Мечтой ее было приохотить Олега к четырехручной игре. Если вследствие недостатка средств они не могли регулярно посещать филармонию, необходимо было наладить домашнее музицирование, как было заведено при Сергее Петровиче. Она отыскала старую толстую папку с симфониями Гайдна и притащила к роялю упиравшегося мужа. Олег с сомнением посмотрел на первые строчки.

– Боюсь, что мне не сыграть этого, Ася!

– Вот глупости! Отлично сыграешь, коль скоро знаешь ноты. Твоя партия нетрудная, я буду считать вслух, темп возьмешь мед; ленный. Начинаем.

Первые шесть тактов прошли благополучно, на седьмом Аса взвизгнула:

– Си-бекар! Разве возможен бемоль в такой фразе? Неужели ты не слышишь?

– Мы, убогие, абсолютным слухом не обладаем. Слышу, что неверно, но почем я знаю, что именно!

– Сначала! – скомандовала она.

– Так точно. Слушаюсь.

Начали снова, но на том же седьмом такте Ася опять завизжала не хуже поросенка, которого режут:

– Ре-диез, ре-диез, ре-диез!

Олег испуганно снял руки.

– Я с диезами и бекарами, по-видимому, не в ладах. Лучше нам бросить, Ася.

– Ни за что! – был категорическим ответ. – Сыграй вот эти такты сначала и один. Так. Хорошо… Ведь вот можешь же! Начинаем.

– Ей Богу, мне страшно! Мысль, что впереди седьмой такт меня заранее парализует. Это грозное укрепление мне не под силу.

– Глупости. Начинаем. Хорошо, очень хорошо. Не замедляй. Опять неверно! – и она вскочила, сверкая глазами.
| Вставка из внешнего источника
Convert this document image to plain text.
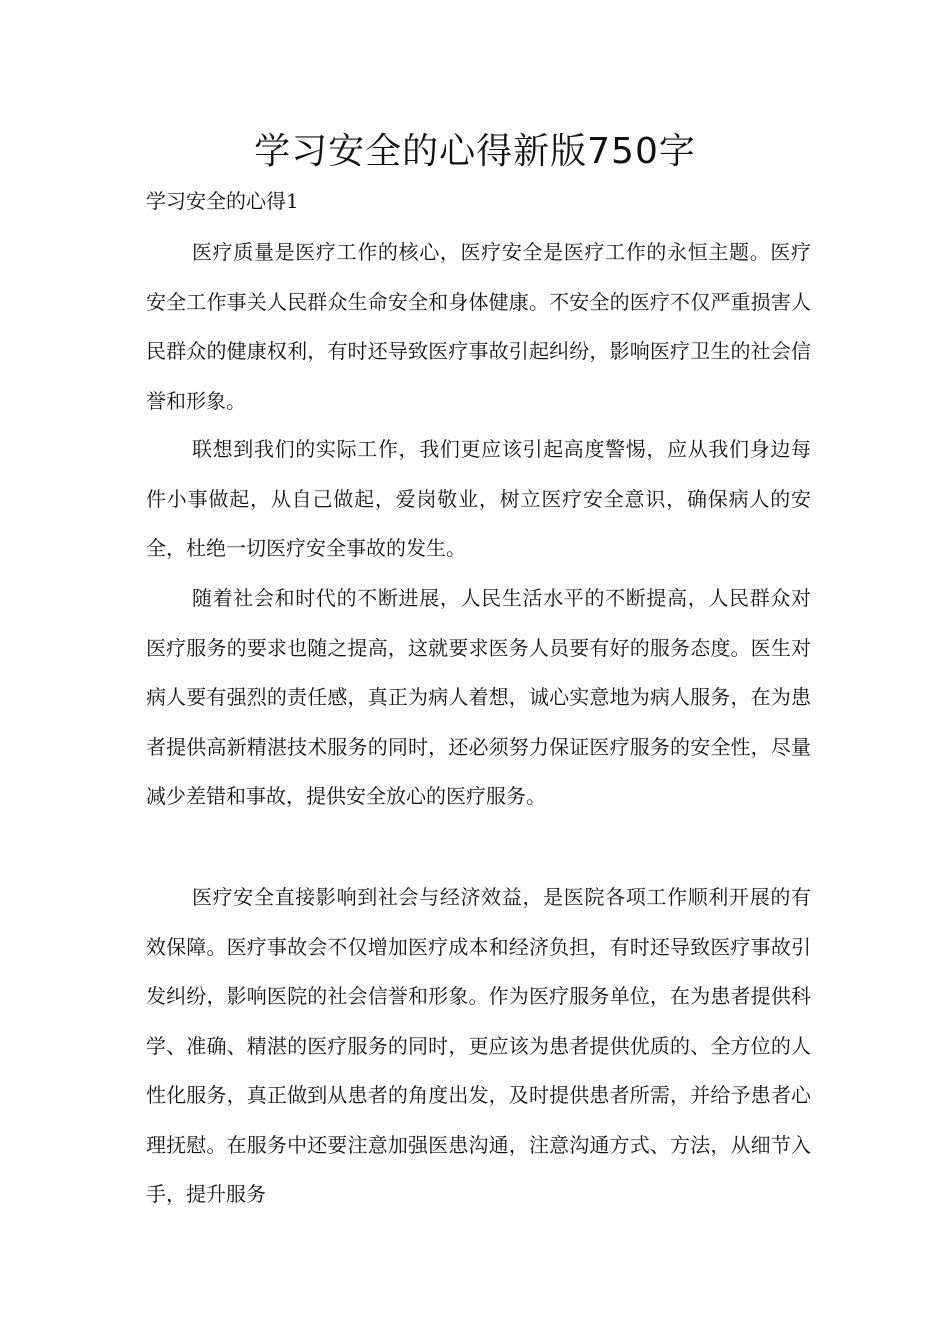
学习安全的心得新版750字
学习安全的心得1

医疗质量是医疗工作的核心，医疗安全是医疗工作的永恒主题。医疗安全工作事关人民群众生命安全和身体健康。不安全的医疗不仅严重损害人民群众的健康权利，有时还导致医疗事故引起纠纷，影响医疗卫生的社会信誉和形象。

联想到我们的实际工作，我们更应该引起高度警惕，应从我们身边每件小事做起，从自己做起，爱岗敬业，树立医疗安全意识，确保病人的安全，杜绝一切医疗安全事故的发生。

随着社会和时代的不断进展，人民生活水平的不断提高，人民群众对医疗服务的要求也随之提高，这就要求医务人员要有好的服务态度。医生对病人要有强烈的责任感，真正为病人着想，诚心实意地为病人服务，在为患者提供高新精湛技术服务的同时，还必须努力保证医疗服务的安全性，尽量减少差错和事故，提供安全放心的医疗服务。

医疗安全直接影响到社会与经济效益，是医院各项工作顺利开展的有效保障。医疗事故会不仅增加医疗成本和经济负担，有时还导致医疗事故引发纠纷，影响医院的社会信誉和形象。作为医疗服务单位，在为患者提供科学、准确、精湛的医疗服务的同时，更应该为患者提供优质的、全方位的人性化服务，真正做到从患者的角度出发，及时提供患者所需，并给予患者心理抚慰。在服务中还要注意加强医患沟通，注意沟通方式、方法，从细节入手，提升服务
– Не могу! Клянусь, не могу, моя синеокая! Аккорд со случайными знаками для меня хуже, чем штурм укрепленного пункта. При одном приближении к нему я покрываюсь холодным потом. Пощади.
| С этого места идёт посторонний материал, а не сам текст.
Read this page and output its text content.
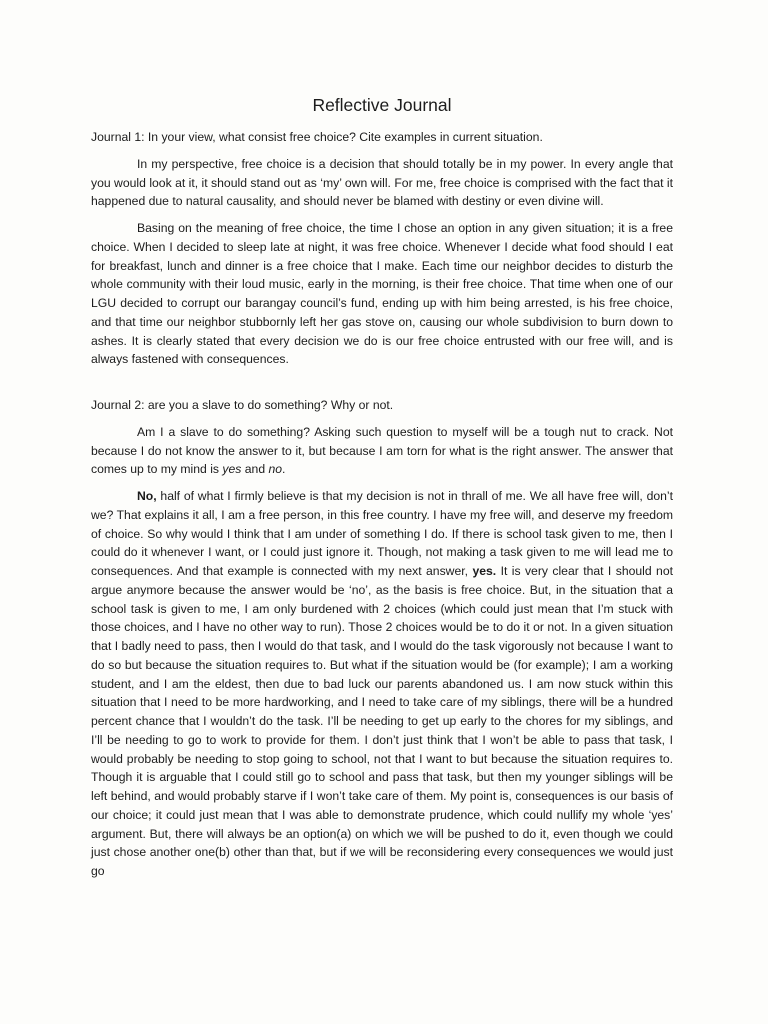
Reflective Journal

Journal 1: In your view, what consist free choice? Cite examples in current situation.

In my perspective, free choice is a decision that should totally be in my power. In every angle that you would look at it, it should stand out as ‘my’ own will. For me, free choice is comprised with the fact that it happened due to natural causality, and should never be blamed with destiny or even divine will.

Basing on the meaning of free choice, the time I chose an option in any given situation; it is a free choice. When I decided to sleep late at night, it was free choice. Whenever I decide what food should I eat for breakfast, lunch and dinner is a free choice that I make. Each time our neighbor decides to disturb the whole community with their loud music, early in the morning, is their free choice. That time when one of our LGU decided to corrupt our barangay council’s fund, ending up with him being arrested, is his free choice, and that time our neighbor stubbornly left her gas stove on, causing our whole subdivision to burn down to ashes. It is clearly stated that every decision we do is our free choice entrusted with our free will, and is always fastened with consequences.

Journal 2: are you a slave to do something? Why or not.

Am I a slave to do something? Asking such question to myself will be a tough nut to crack. Not because I do not know the answer to it, but because I am torn for what is the right answer. The answer that comes up to my mind is yes and no.

No, half of what I firmly believe is that my decision is not in thrall of me. We all have free will, don’t we? That explains it all, I am a free person, in this free country. I have my free will, and deserve my freedom of choice. So why would I think that I am under of something I do. If there is school task given to me, then I could do it whenever I want, or I could just ignore it. Though, not making a task given to me will lead me to consequences. And that example is connected with my next answer, yes. It is very clear that I should not argue anymore because the answer would be ‘no’, as the basis is free choice. But, in the situation that a school task is given to me, I am only burdened with 2 choices (which could just mean that I’m stuck with those choices, and I have no other way to run). Those 2 choices would be to do it or not. In a given situation that I badly need to pass, then I would do that task, and I would do the task vigorously not because I want to do so but because the situation requires to. But what if the situation would be (for example); I am a working student, and I am the eldest, then due to bad luck our parents abandoned us. I am now stuck within this situation that I need to be more hardworking, and I need to take care of my siblings, there will be a hundred percent chance that I wouldn’t do the task. I’ll be needing to get up early to the chores for my siblings, and I’ll be needing to go to work to provide for them. I don’t just think that I won’t be able to pass that task, I would probably be needing to stop going to school, not that I want to but because the situation requires to. Though it is arguable that I could still go to school and pass that task, but then my younger siblings will be left behind, and would probably starve if I won’t take care of them. My point is, consequences is our basis of our choice; it could just mean that I was able to demonstrate prudence, which could nullify my whole ‘yes’ argument. But, there will always be an option(a) on which we will be pushed to do it, even though we could just chose another one(b) other than that, but if we will be reconsidering every consequences we would just go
Смерив его уничтожающим взглядом, Ася перевернула несколько страниц.

– Попробуем вот это, если ты так боишься аккордов, здесь у тебя только мелодия. Не предполагала я, что ты способен теряться! Начинаем. Считаю на три.

Сыграли десять, двадцать, тридцать тактов – все благополучно!
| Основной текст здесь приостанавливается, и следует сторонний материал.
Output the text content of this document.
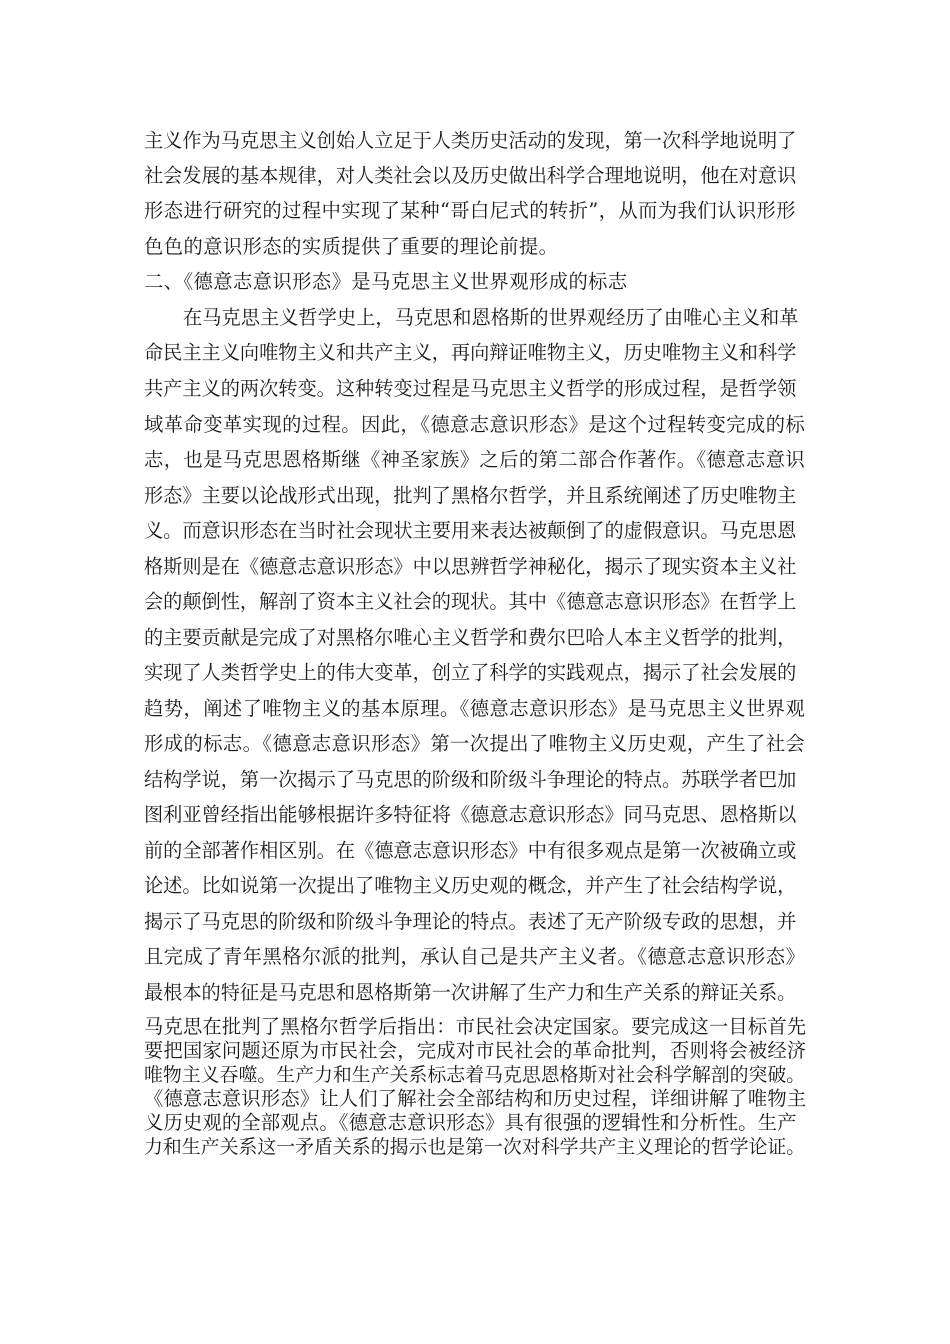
主义作为马克思主义创始人立足于人类历史活动的发现，第一次科学地说明了
社会发展的基本规律，对人类社会以及历史做出科学合理地说明，他在对意识
形态进行研究的过程中实现了某种“哥白尼式的转折”，从而为我们认识形形
色色的意识形态的实质提供了重要的理论前提。
二、《德意志意识形态》是马克思主义世界观形成的标志
在马克思主义哲学史上，马克思和恩格斯的世界观经历了由唯心主义和革
命民主主义向唯物主义和共产主义，再向辩证唯物主义，历史唯物主义和科学
共产主义的两次转变。这种转变过程是马克思主义哲学的形成过程，是哲学领
域革命变革实现的过程。因此，《德意志意识形态》是这个过程转变完成的标
志，也是马克思恩格斯继《神圣家族》之后的第二部合作著作。《德意志意识
形态》主要以论战形式出现，批判了黑格尔哲学，并且系统阐述了历史唯物主
义。而意识形态在当时社会现状主要用来表达被颠倒了的虚假意识。马克思恩
格斯则是在《德意志意识形态》中以思辨哲学神秘化，揭示了现实资本主义社
会的颠倒性，解剖了资本主义社会的现状。其中《德意志意识形态》在哲学上
的主要贡献是完成了对黑格尔唯心主义哲学和费尔巴哈人本主义哲学的批判，
实现了人类哲学史上的伟大变革，创立了科学的实践观点，揭示了社会发展的
趋势，阐述了唯物主义的基本原理。《德意志意识形态》是马克思主义世界观
形成的标志。《德意志意识形态》第一次提出了唯物主义历史观，产生了社会
结构学说，第一次揭示了马克思的阶级和阶级斗争理论的特点。苏联学者巴加
图利亚曾经指出能够根据许多特征将《德意志意识形态》同马克思、恩格斯以
前的全部著作相区别。在《德意志意识形态》中有很多观点是第一次被确立或
论述。比如说第一次提出了唯物主义历史观的概念，并产生了社会结构学说，
揭示了马克思的阶级和阶级斗争理论的特点。表述了无产阶级专政的思想，并
且完成了青年黑格尔派的批判，承认自己是共产主义者。《德意志意识形态》
最根本的特征是马克思和恩格斯第一次讲解了生产力和生产关系的辩证关系。
马克思在批判了黑格尔哲学后指出：市民社会决定国家。要完成这一目标首先
要把国家问题还原为市民社会，完成对市民社会的革命批判，否则将会被经济
唯物主义吞噬。生产力和生产关系标志着马克思恩格斯对社会科学解剖的突破。
《德意志意识形态》让人们了解社会全部结构和历史过程，详细讲解了唯物主
义历史观的全部观点。《德意志意识形态》具有很强的逻辑性和分析性。生产
力和生产关系这一矛盾关系的揭示也是第一次对科学共产主义理论的哲学论证。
– Слава Богу! – думал Олег. Однако понемногу в него начало закрадываться сомнение: благополучно ли? Гармония получалась подозрительная… Он вопросительно взглянул на жену и встретил взгляд разгневанной Дианы.

– Кажется, я путаюсь? – пробормотал он нерешительно.

– В самом деле? А я все жду, когда ты, наконец, услышишь? Уж полстраницы, как мы идем врозь. Считай, на котором такте ты остановился!

Голос ее звучал неумолимо.

– На сороковом. А у тебя серок первый? Ну вот – разошлись мы только на один такт!

– На один! Да неужели же ты не понимаешь, что это уже все равно – на один или на два! Сначала! – в голосе была та же неумолимость.

Опять начали кое-как.

– Отчего у тебя пальцы, точно макароны: путаются-путаются, а звука никакого. Нельзя так вести мелодию. Вот я пересажу тебя в бас – тебе же хуже будет!

– Ласточка моя, я ей Богу не виноват – и рад бы, да не выходит! Притом ты меня так терроризируешь, что я от одного страха запутываюсь. С того дня, как я играл в четыре руки еще с покойной мамой, я не прикасался к роялю. Ведь это целая вечность, а в лагере я был на самой грубой работе – чего же удивительного, что у меня пальцы не гнутся.

Упоминание хотя бы самое беглое о минувших бедствиях Олега всегда имело на Асю магическое действие, наполняя тотчас же теплом ее сердце.

– Бедный, милый, любимый! Какая же я злая! Прости свою Кису! – и она бросалась к нему на шею.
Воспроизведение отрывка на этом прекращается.